It’s Not All About the Job Referral

I spent one summer in San Francisco interning for a sustainable fashion company. As a SoCal native and never having moved anywhere further than 30 miles for longer than a month, this was a huge adjustment for me. This meant moving to a place with no community and an entirely different lifestyle. 

Aside from the fact that I was working for a company I highly admired, my fonder memories from that summer were derived from the relationships I made while networking. I spent my free weekends having coffee chats with my college alumni friends working in San Francisco. From those chats, I was graciously invited to tour and grab lunch and their workplaces. 

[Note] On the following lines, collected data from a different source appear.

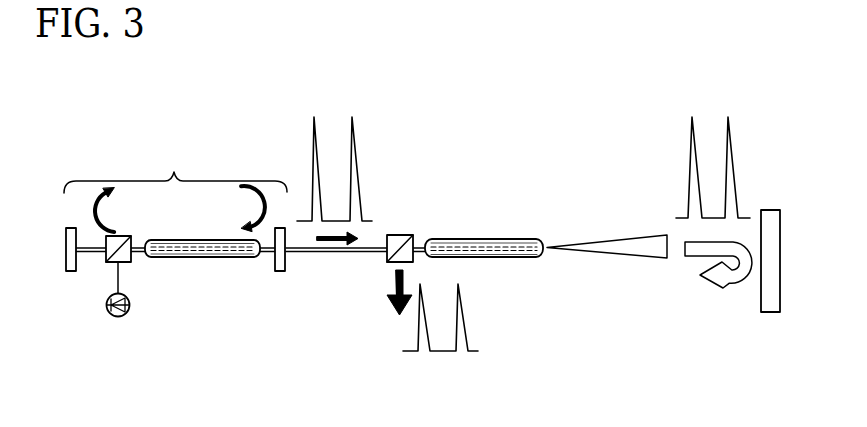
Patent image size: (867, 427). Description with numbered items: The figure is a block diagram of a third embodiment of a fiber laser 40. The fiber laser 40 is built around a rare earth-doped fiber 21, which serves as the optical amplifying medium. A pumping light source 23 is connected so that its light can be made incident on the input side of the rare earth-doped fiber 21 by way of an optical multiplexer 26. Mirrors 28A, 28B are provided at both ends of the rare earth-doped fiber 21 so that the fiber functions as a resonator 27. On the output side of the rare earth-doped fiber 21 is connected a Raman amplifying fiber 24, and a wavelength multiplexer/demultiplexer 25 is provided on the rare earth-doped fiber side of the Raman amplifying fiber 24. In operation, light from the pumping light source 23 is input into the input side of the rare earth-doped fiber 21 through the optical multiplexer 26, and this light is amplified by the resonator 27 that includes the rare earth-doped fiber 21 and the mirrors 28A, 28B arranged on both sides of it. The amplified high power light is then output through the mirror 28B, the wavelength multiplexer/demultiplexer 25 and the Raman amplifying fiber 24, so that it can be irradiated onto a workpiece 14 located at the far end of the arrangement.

The workpiece 14 is at (767, 313).
The rare earth-doped fiber 21 is at (223, 258).
The pumping light source 23 is at (130, 310).
The Raman amplifying fiber 24 is at (483, 238).
The wavelength multiplexer/demultiplexer 25 is at (402, 233).
The optical multiplexer 26 is at (123, 263).
The resonator 27 is at (175, 188).
The mirror 28A is at (71, 271).
The mirror 28B is at (280, 271).
The fiber laser 40 is at (487, 173).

All these were pivotal for helping me understand what I wanted for my future career. During one of my meetups with the Director of People Operations at PollEverywhere, I got to witness how an increase in employee happiness ties directly with increased productivity. During another meet up with a friend that was working for Uber, I learned the value of finding a mentor in your work sector to help you grow both professionally and personally.

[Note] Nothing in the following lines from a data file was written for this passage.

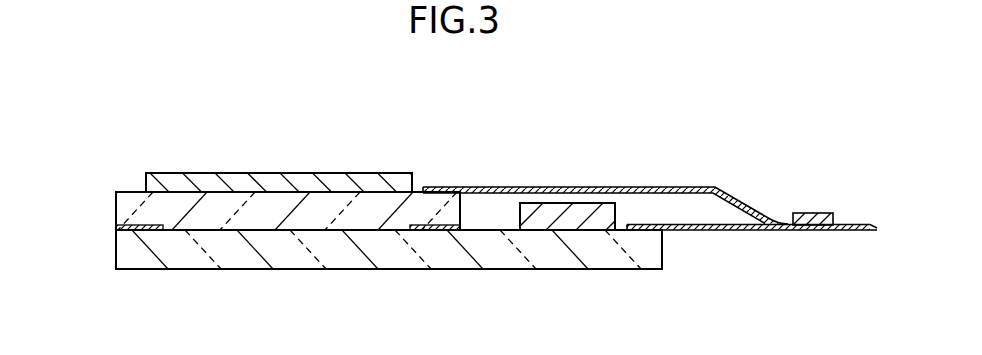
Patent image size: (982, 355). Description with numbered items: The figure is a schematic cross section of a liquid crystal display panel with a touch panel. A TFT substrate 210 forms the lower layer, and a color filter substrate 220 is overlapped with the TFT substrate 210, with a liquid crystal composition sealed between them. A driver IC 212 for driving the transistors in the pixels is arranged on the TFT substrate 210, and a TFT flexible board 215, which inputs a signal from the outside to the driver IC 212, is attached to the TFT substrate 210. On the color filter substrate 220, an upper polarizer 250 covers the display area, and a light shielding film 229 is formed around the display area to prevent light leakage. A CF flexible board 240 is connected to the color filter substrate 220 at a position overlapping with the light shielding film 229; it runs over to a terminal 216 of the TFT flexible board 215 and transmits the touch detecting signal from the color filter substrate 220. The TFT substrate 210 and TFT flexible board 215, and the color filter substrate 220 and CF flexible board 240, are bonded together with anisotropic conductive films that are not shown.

The TFT substrate 210 is at (116, 250).
The driver IC 212 is at (567, 222).
The TFT flexible board 215 is at (712, 231).
The terminal 216 is at (818, 226).
The color filter substrate 220 is at (116, 206).
The light shielding film 229 is at (116, 228).
The CF flexible board 240 is at (493, 187).
The upper polarizer 250 is at (167, 174).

For the longest time, I had this misconception that I would instantly get a job referral once I was able to secure a coffee chat. However, the most valuable piece of advice I can give you when networking is to never go into it expecting to come out with a job referral. I treated all the meetups, coffee chats, or office tours with a huge sense of gratitude; gratitude for the individuals that spent time with me and the wisdom they shared with me. Those impressions you make, the ones of genuine interest, will leave a lasting mark. If approached with this intention, the relationship will grow towards genuine interest for each other and seeking the betterment and development of one another. In hopes that one day, when you are seeking help, guidance, or advice, you will have those connections to fall back on. 

Fast forward exactly a year later, I reconnected with the Director of People Operations at PollEverywhere asking for work advice. She was overjoyed to hear from me and offered me a lot of valuable insight from the 6 years of experience she had managing her position. The best part, she offered to do quarterly work progress updates and allowed me to use her as a resource if I ever needed any advice.  

What many don’t understand is how much people have an inherent willingness to help. Those individuals that you seek out for wise counsel will impart their knowledge on you; you just have to approach them with the right intentions – with a posture to learn from them and not for selfish gain.